Heteroduplex analysis
Heteroduplex is double-stranded DNA in which the two DNA strands do not show perfect base complementarity. When DNA is denatured, the two strands are separated. On renaturation or annealing, complementary DNA strands reassociate and form a homoduplex. However, when there is a mutation in one of the strands then a heteroduplex is formed. The electrophoretic mobility of heteroduplex in polyacrylamide gel is less than that of homoduplex, and they can be detected as an extra slow moving bands. Resolution is better in specially formulated gel matrices (Hydro-link, MDE, etc.). In fragments of under 200 bp insertions, deletions and most single base substitutions are detected. Heteroduplex analysis is mostly used combined with single confirmation analysis (SSCA) on a single gel (Fig.1). Several mutations in a gene can also be combined to form a multiplex heteroduplex analysis. Such a method has been successfully been reported in early-onset breast and /or ovarian cancer1, Duchenne muscular dystrophy2 and neurofibromatosis type 1 (NF1)3 and adenomatous polyposis coli (FAP)4.
This concept of heteroduplex formation
also forms the basis of mutation screening when the normal (probe)

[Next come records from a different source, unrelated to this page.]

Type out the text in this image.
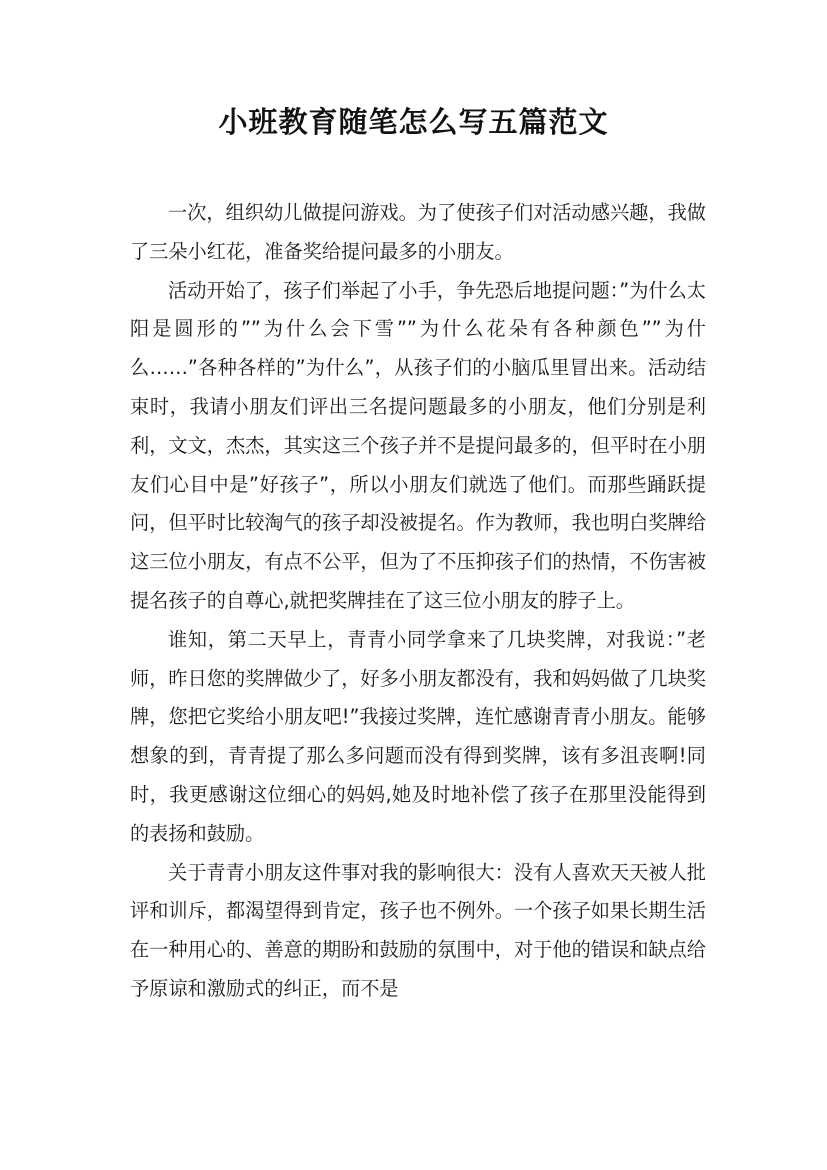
小班教育随笔怎么写五篇范文

一次，组织幼儿做提问游戏。为了使孩子们对活动感兴趣，我做了三朵小红花，准备奖给提问最多的小朋友。

活动开始了，孩子们举起了小手，争先恐后地提问题：”为什么太阳是圆形的””为什么会下雪””为什么花朵有各种颜色””为什么……”各种各样的”为什么”，从孩子们的小脑瓜里冒出来。活动结束时，我请小朋友们评出三名提问题最多的小朋友，他们分别是利利，文文，杰杰，其实这三个孩子并不是提问最多的，但平时在小朋友们心目中是”好孩子”，所以小朋友们就选了他们。而那些踊跃提问，但平时比较淘气的孩子却没被提名。作为教师，我也明白奖牌给这三位小朋友，有点不公平，但为了不压抑孩子们的热情，不伤害被提名孩子的自尊心,就把奖牌挂在了这三位小朋友的脖子上。

谁知，第二天早上，青青小同学拿来了几块奖牌，对我说：”老师，昨日您的奖牌做少了，好多小朋友都没有，我和妈妈做了几块奖牌，您把它奖给小朋友吧!”我接过奖牌，连忙感谢青青小朋友。能够想象的到，青青提了那么多问题而没有得到奖牌，该有多沮丧啊!同时，我更感谢这位细心的妈妈,她及时地补偿了孩子在那里没能得到的表扬和鼓励。

关于青青小朋友这件事对我的影响很大：没有人喜欢天天被人批评和训斥，都渴望得到肯定，孩子也不例外。一个孩子如果长期生活在一种用心的、善意的期盼和鼓励的氛围中，对于他的错误和缺点给予原谅和激励式的纠正，而不是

and patient's DNA is mixed, denatured and annealed. Most, but
not all of these methods, rely on detecting mismatched bases formed
when complementary strands of a mutation and the wild type allele
are allowed to hybridize to form a heteroduplex. This is likely
to occur naturally when PCR products from a heterozygous person
is denatured then cooled to allow single mutant strands to base
-pair with complementary strands from the wild type allele. There
are many ways to identify the mismatches e.g. Chemical Cleavage
Mismatch Detection (CCMD), Enzymatic Cleavage of Mismatches (ECM),
Degrading Gradient Gel Electrophoresis (DGGE), Protein Truncation
Test (PTT).
REFERENCES:
1.Gayther, S. et al. Rapid detection of regionally clustered germ-line BRCA1 mutations by multiplex heteroduplex analysis. (1996) Am. J. Hum. Genet. 58: 451-456
2. Prior, TW. et al. Heteroduplex analysis of the dystrophin gene: application to point mutation and carrier detection. (1994) Am. J. Med. Genet. 50: 68-73.
3. Abernathy, CR. et al. NF1 mutation analysis using a combined heteroduplex /SSCP approach. (1997) Human Mut. 9: 548-554.
4. Cama, A. et al. Multiplex
PCR analysis and genotype-phenotype correlations of frequent APC
mutations. (1995) Human Mut. 5: 144-152.